Dans un monde où le cinéma joue un rôle crucial dans la formation des perceptions sociales, il est regrettable que Babygirl se positionne comme un film faussement-féministe voir anti-féministe, renforçant involontairement les structures patriarcales qu’il prétend critiquer. Contrairement à May-December, qui ose explorer des relations non conventionnelles en défiant les normes sociales, Babygirl semble s’enliser dans les stéréotypes qu’il cherche à dénoncer.

Le film souffre principalement de sa représentation paradoxale de l’émancipation féminine. L’héroïne, qui se présente comme un modèle pour les jeunes femmes ambitieuses, finit par perpétuer les schémas de domination masculine dans le monde professionnel. En refusant la promotion à son assistante-collaboratrice, elle reproduit les comportements qu’elle prétend combattre, illustrant ainsi les contradictions inhérentes à un certain féminisme de façade qui ne remet pas en question les structures de pouvoir existantes.

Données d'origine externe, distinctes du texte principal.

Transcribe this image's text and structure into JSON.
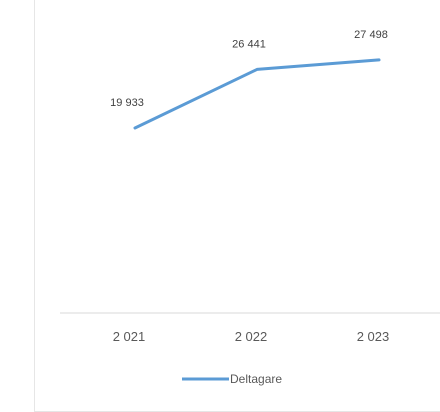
{
  "chart_data": {
    "type": "line",
    "categories": [
      "2 021",
      "2 022",
      "2 023"
    ],
    "series": [
      {
        "name": "Deltagare",
        "values": [
          19933,
          26441,
          27498
        ],
        "labels": [
          "19 933",
          "26 441",
          "27 498"
        ],
        "color": "#5b9bd5"
      }
    ],
    "xlabel": "",
    "ylabel": "",
    "legend": "bottom",
    "grid": false
  }
}
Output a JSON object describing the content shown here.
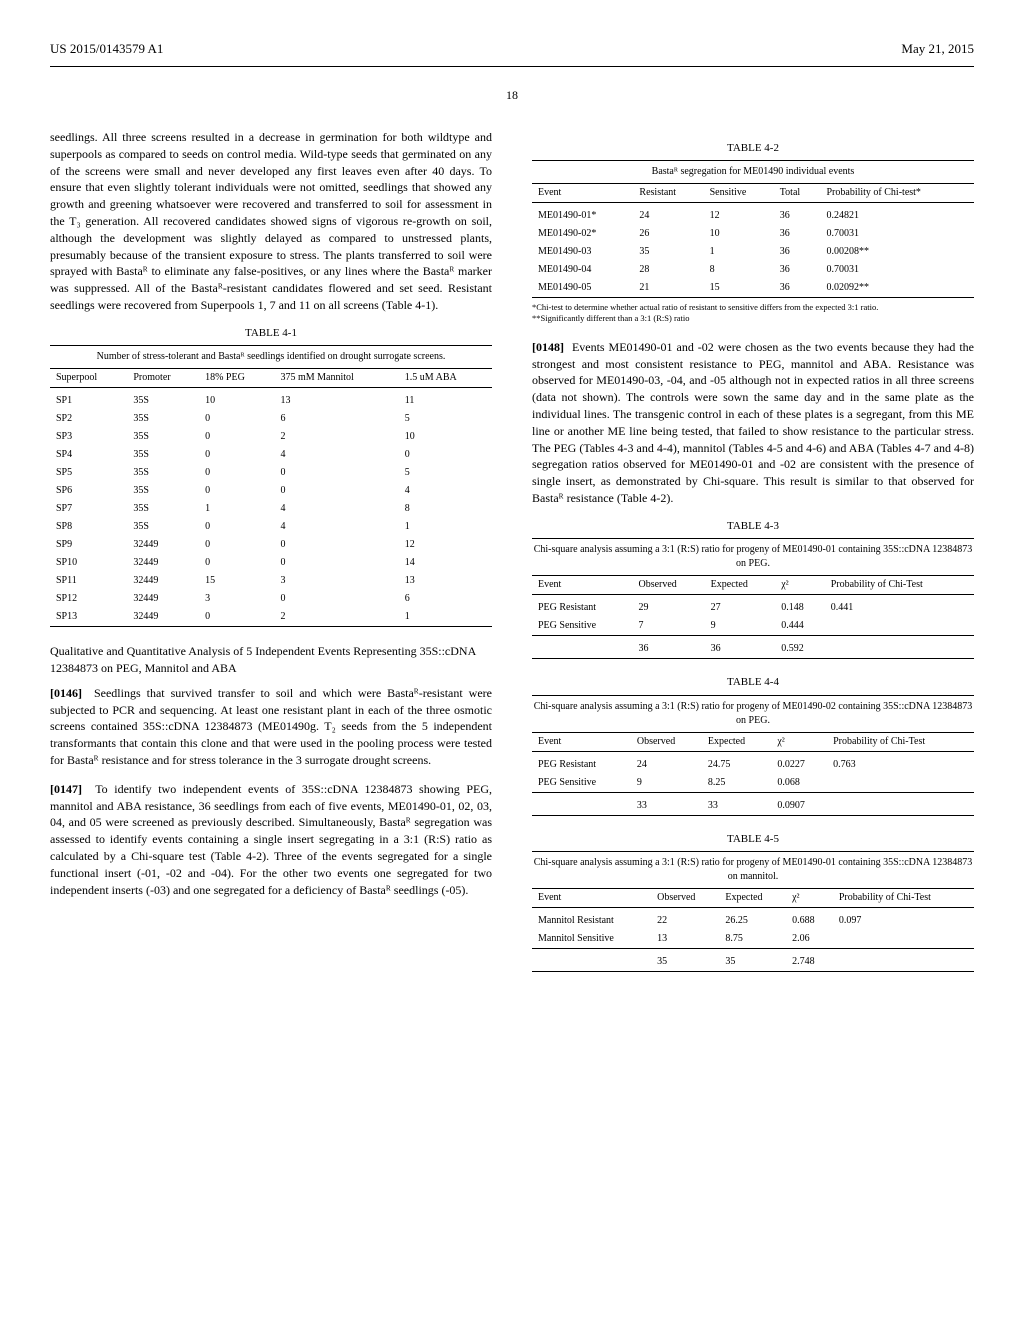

Copyright Constantin Film / Niko Tavernise

L’hypocrisie apparente du film réside dans sa critique superficielle du statu quo, tout en réaffirmant constamment la soumission des femmes à l’ordre établi. L’héroïne, prisonnière de l’idéal américain traditionnel – famille parfaite, belle maison, apparence irréprochable – incarne finalement une « tradwife » déguisée en femme d’affaires. Cette représentation ambiguë renforce l’idée que le succès féminin passe nécessairement par l’adoption des codes masculins dominants, sans réellement remettre en question le système patriarcal sous-jacent.

Babygirl, sous la direction de Halina Reijn, promettait un regard féministe audacieux sur le désir et l’émancipation, mais s’égare dans des contradictions. En maintenant l’héroïne prisonnière des normes patriarcales, le film finit par perpétuer les schémas qu’il prétend dénoncer, laissant un goût d’inachevé. Malgré des performances convaincantes, Babygirl tombe dans l’écueil d’un féminisme de façade, où l’apparente quête de liberté se heurte à une soumission insidieuse aux attentes sociales. Plutôt que de briser les codes, le film semble les renforcer, diluant ainsi son message initial dans une vision régressive.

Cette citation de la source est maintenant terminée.